Lucas and Jerry looked at one another for a few moments until Jerry asked, "What about Markie?"

"I talked to her, and she understands. I just know that I need to help JG now."

Sam hugged Jerry and then Lucas, whispering to him, "I promised him, OD."

"Sam, you have school and friends in Pasadena — a life — and your father has his studio, not to mention your being a target here. I'm not going to argue with you; you're going back."

"I won't do it, and if you try to make me, I'll just run and come back here."

Jerry broke into laughter. "Listen to you both. Or, maybe I should ask: 'Would you listen to each other?'"

Lucas looked at his husband, and a communication passed between two people who understood and loved each other at a primal level. Lucas nodded, and Jerry told the boy, "It's settled then. We all stay."

"OD, what about your work? You need to be down there, where you can see the people you're working with."

"I need to be up north more. When I ran away to Goldendale from Portland, I didn't like the place much; I didn't like me much. But Jim, Tom, and North were there — and Martin and the horses, too.

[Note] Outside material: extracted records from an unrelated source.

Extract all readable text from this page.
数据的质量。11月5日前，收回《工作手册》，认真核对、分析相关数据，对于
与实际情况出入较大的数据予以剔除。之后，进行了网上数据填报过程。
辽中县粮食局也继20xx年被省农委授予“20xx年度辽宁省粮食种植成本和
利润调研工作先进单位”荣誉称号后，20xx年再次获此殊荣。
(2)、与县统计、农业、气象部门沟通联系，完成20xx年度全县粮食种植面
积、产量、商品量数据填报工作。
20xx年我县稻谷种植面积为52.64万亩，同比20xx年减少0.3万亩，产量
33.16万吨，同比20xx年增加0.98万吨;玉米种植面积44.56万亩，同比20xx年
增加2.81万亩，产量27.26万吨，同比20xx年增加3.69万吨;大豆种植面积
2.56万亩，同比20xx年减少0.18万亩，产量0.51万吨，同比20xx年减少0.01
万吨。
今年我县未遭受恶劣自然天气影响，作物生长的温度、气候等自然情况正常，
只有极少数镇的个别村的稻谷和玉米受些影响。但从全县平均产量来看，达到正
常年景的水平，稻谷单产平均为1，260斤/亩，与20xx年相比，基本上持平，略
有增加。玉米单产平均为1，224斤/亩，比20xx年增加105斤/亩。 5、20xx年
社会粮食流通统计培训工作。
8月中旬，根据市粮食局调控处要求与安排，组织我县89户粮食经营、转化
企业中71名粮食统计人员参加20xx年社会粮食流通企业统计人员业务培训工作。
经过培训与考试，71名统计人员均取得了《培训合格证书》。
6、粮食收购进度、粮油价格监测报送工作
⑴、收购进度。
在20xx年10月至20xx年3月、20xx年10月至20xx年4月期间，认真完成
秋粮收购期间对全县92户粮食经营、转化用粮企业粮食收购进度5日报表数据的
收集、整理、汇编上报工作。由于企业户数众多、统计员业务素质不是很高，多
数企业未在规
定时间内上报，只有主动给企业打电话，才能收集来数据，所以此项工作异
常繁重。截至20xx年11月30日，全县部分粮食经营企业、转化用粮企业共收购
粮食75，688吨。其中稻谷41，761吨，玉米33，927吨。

It was my first real home, and I had to put up with a lot to live among my new family instead of run. With Sam Marshall's help I finally stopped running.

"Although I want to be with you and your father, I would have understood if either of you felt you had to go back to Pasadena, and we would have made it work. But I guess my son somehow inherited my stubbornness.

"Well, I arrived in Goldendale with nothing. Now everyone I love most will be there. That is as it should be."